今後は、第2波をいかに起こさないか、起こしたとしてもどれだけ小さいレベルに抑えられるかがカギになる。各国のデータから、感染の規模が大きくなればなるほど対応が難しくなることは明らかだからだ。そのためには感染者の総数を抑え続け、クラスター対策で感染が起きているグループだけに注力するのが効率的だ。

広範囲での緊急事態宣言が長引き、経済的なダメージは大きくなった。今後は最小限の努力で最大限の効果を出さなければいけない。例えば、東京の1400万人のほんの一部で局所的に感染者が発生しているような段階で都全体をロックダウンするのは愚策だ。

米国のように自暴自棄になって経済活動を野放図に再開して感染が再拡大している国は別として、台湾やニュージーランドなど多くの国では感染を抑え込めている。経済活動再開とのバランスは難しいが、油断さえしなければ第2波には対応できるはずだ。ただ、第1波を乗り切れたからといって結果オーライで改善を怠れば最悪のシナリオを招くことになる。

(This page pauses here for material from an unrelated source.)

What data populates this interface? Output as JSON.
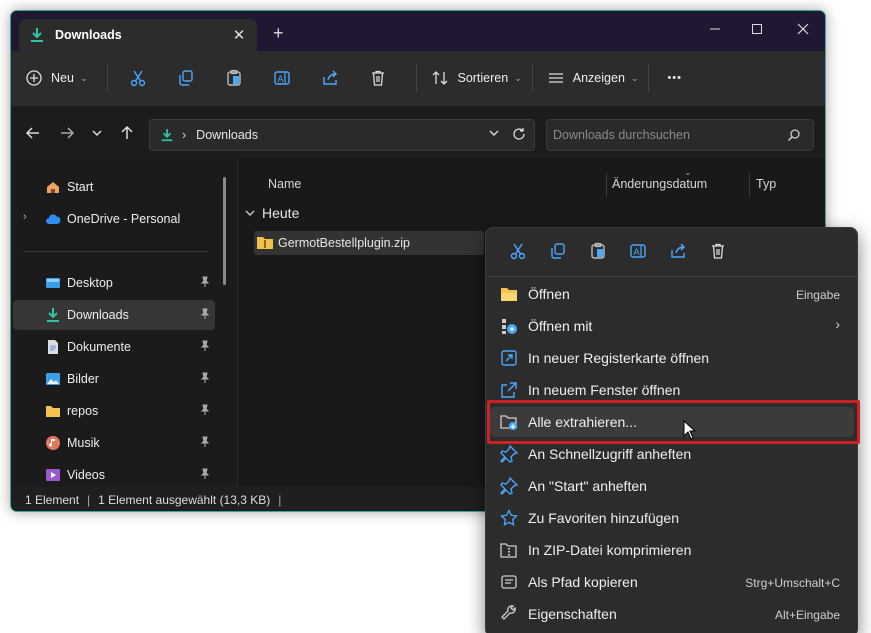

まず改善すべきなのは、感染者が増えたときに全員を医療機関に入院させず、退院もスムーズにさせること。第1波のときのように医療機関の対応能力がなくなると院内感染が起きる。とにかく現場の余裕が大事だ。そのために患者の報告業務なども簡素化すべきだ。最近、ファクスと電話に取って代わったオンラインのシステムは入力項目が多すぎて逆に煩雑だと評判が悪い。

加えて、政策はプロの意見を参考に誰が何を決めているのかをはっきりすべき。政治家の都合で専門家が招集されたり解散させられたりしていたのでは、科学者も政治家や官僚に忖度(そんたく)した発言しかしなくなり、科学的な議論はできなくなってしまう。